As for Amazon CEO Jeff Bezos, the only one of this week's players who also had a starring role in 2000, the change is also palpable and symbolic. Back then he was a loud, jovial and charismatic presence, with a laugh that would reverberate through the newsroom whenever he arrived for a briefing. Now he is the richest man in the world, and appeared sober and serious. The Bezos of 2000 turned out to be a great entrepreneur who would beat all the doubters time and again. But now he is obviously the man in possession, and the politicians may well decide that his grip has to be prized loose. 

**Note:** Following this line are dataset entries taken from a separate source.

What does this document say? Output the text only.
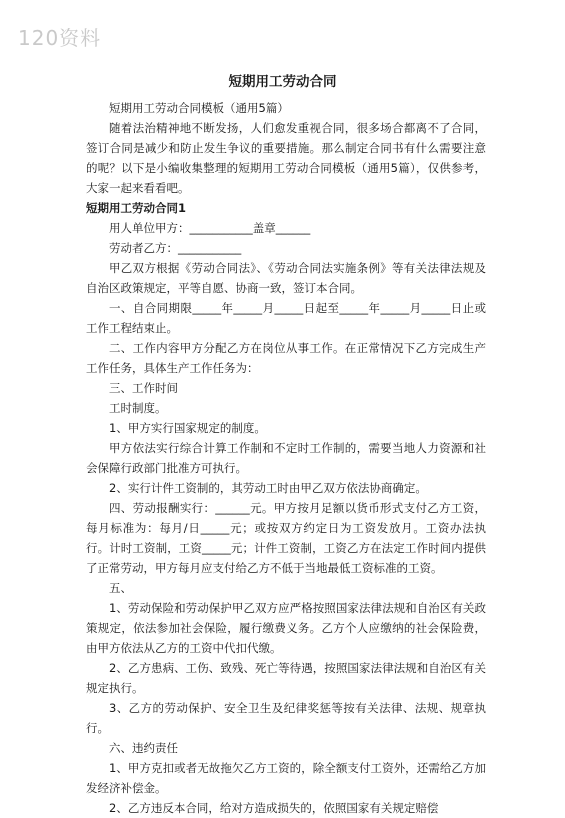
120资料
短期用工劳动合同

短期用工劳动合同模板（通用5篇）

随着法治精神地不断发扬，人们愈发重视合同，很多场合都离不了合同，签订合同是减少和防止发生争议的重要措施。那么制定合同书有什么需要注意的呢？以下是小编收集整理的短期用工劳动合同模板（通用5篇），仅供参考，大家一起来看看吧。

短期用工劳动合同1

用人单位甲方：___________盖章______

劳动者乙方：___________

甲乙双方根据《劳动合同法》、《劳动合同法实施条例》等有关法律法规及自治区政策规定，平等自愿、协商一致，签订本合同。

一、自合同期限_____年_____月_____日起至_____年_____月_____日止或工作工程结束止。

二、工作内容甲方分配乙方在岗位从事工作。在正常情况下乙方完成生产工作任务，具体生产工作任务为：

三、工作时间

工时制度。

1、甲方实行国家规定的制度。

甲方依法实行综合计算工作制和不定时工作制的，需要当地人力资源和社会保障行政部门批准方可执行。

2、实行计件工资制的，其劳动工时由甲乙双方依法协商确定。

四、劳动报酬实行：______元。甲方按月足额以货币形式支付乙方工资，每月标准为：每月/日_____元；或按双方约定日为工资发放月。工资办法执行。计时工资制，工资_____元；计件工资制，工资乙方在法定工作时间内提供了正常劳动，甲方每月应支付给乙方不低于当地最低工资标准的工资。

五、

1、劳动保险和劳动保护甲乙双方应严格按照国家法律法规和自治区有关政策规定，依法参加社会保险，履行缴费义务。乙方个人应缴纳的社会保险费，由甲方依法从乙方的工资中代扣代缴。

2、乙方患病、工伤、致残、死亡等待遇，按照国家法律法规和自治区有关规定执行。

3、乙方的劳动保护、安全卫生及纪律奖惩等按有关法律、法规、规章执行。

六、违约责任

1、甲方克扣或者无故拖欠乙方工资的，除全额支付工资外，还需给乙方加发经济补偿金。

2、乙方违反本合同，给对方造成损失的，依照国家有关规定赔偿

In short: All the rogues in the gallery deserve some opprobrium. But the one that matters most is the virus. 

 

Survival Tips

It's stinking hot in Manhattan, such that the family is now sheltering in the two rooms in the apartment where the air-conditioning actually keeps the atmosphere cold. As there is a lot of background noise, I have only managed to write this by putting on headphones and blasting myself with familiar music. 

So. Here is a playlist of albums that a) never grow old in the re-listening, and b) are so familiar that you can work through them. In Desert Island Discs fashion I feel obliged to offer eight. I didn't get through all of them tonight though:

"The Suburbs:" Arcade Fire

"The Stone Roses:" The Stone Roses

"London Calling:" The Clash

"(What's The Story) Morning Glory:" Oasis

"Achtung Baby:" U2

"Revolver:" The Beatles

"The White Album:" The Beatles

"Strangeways Here We Come:" The Smiths

The Beatles get two because they're the Beatles. I mastered the temptation to offer up "Goodbye Jumbo" by World Party (favorite of young adulthood), "Organisation" by Orchestral Manoeuvres in the Dark (favorite of early adolescence), "Hamilton" (favorite of my children in early adolescence), "Cold Fact" by Rodriguez (new discovery of working-from-home), and any number of greatest hits compilations. Joy Division doesn't work as background music, and classical needs to be turned up uncomfortably loud to block out the family.

Yes, from this list you can tell my age, gender, nationality, level of education, and ethnicity. You don't need a brilliantly clever social media algorithm to work them out. But most of you probably knew all of those anyway. And if you're going to survive in these circumstances you may as well listen to something comfortable.